La pression économique et les prix du marché du logement dépendent de la vitesse de la gentrification. Même si celle-ci s’échelonne sur une longue période, les prix des loyers finiront par augmenter à cause de la nouvelle popularité du quartier, par la réhabilitation de vieux bâtiments ou de maisons et par la pression populaire des nouveaux résident.e.s envers l’administration publique pour avoir accès à davantage de ressources et de services. On y verra pousser des condos comme des petits pains chauds, des lofts trop chers – mais au goût du jour – et, bien sûr tel qu’indiqué dans le projet Well Inc., on visera principalement l’entreprenariat à tout prix, le business, le profit. Au détriment de qui? On vous laisse deviner.
Le processus de gentrification peut paraître à première vue comme une solution à certaines problématiques dont fait face l’administration publique municipale, comme celle de donner une seconde vie à des zones détériorées ou abandonnées, telle que la portion Sud de la rue Wellington. Or, ces quartiers sont habités et représentent un milieu de vie essentiel pour plusieurs de ses résident.e.s, au-delà des considérations historiques ou économiques.
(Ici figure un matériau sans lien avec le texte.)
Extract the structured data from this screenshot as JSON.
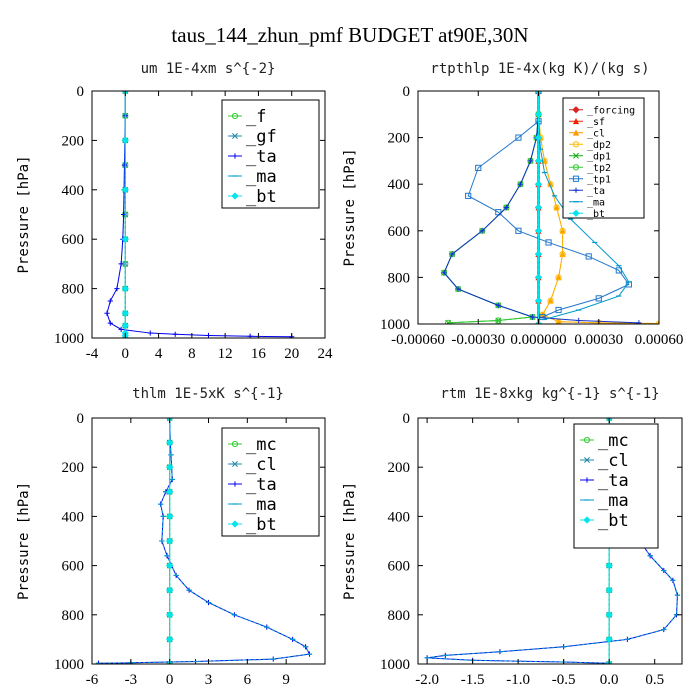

Des liens ont été tissés, des routines se sont installées, des ressources d’aide s’y sont développées et surtout, la solidarité de la rue a grandi et s’est renforcit au fil du temps.
Pour nous, le focus est mis sur le développement capitaliste de la Wellington Sud, sur son potentiel et ses retombées économiques, sur ces conséquences positives pour l’entreprenariat, pour le tourisme. Dans ces grands projets d’envergure, on a souvent tendance à oublier que des vies se jouent à chaque coin de rue dans les quartiers jugés désuets et inadéquats par les un.e.s, et si cher aux autres. Les projets de gentrification ne sont pas des projets portés individuellement ou le résultat d’un quelconque intérêt soudain pour un quartier. Ce sont des projets politiques, des choix politiques, souvent faits au détriment de l’amélioration des conditions d’existence de l’ensemble de sa population pendant que celle-ci voit l’offre de services stagner et les coûts de la vie augmentés… Sherbrooke vaut nettement mieux que ça!
Ce texte a été rédigé avant l’annonce du retrait du projet du consortium. Une version plus longue de ce texte contenant les recommandations détaillées de la Collective Sherbrooke Féministe sur la nécessité d’une analyse structurelle féministe, collaborative, inclusive et participative du projet Well inc. est disponible sur le site web de La Collective Sherbrooke Féministe.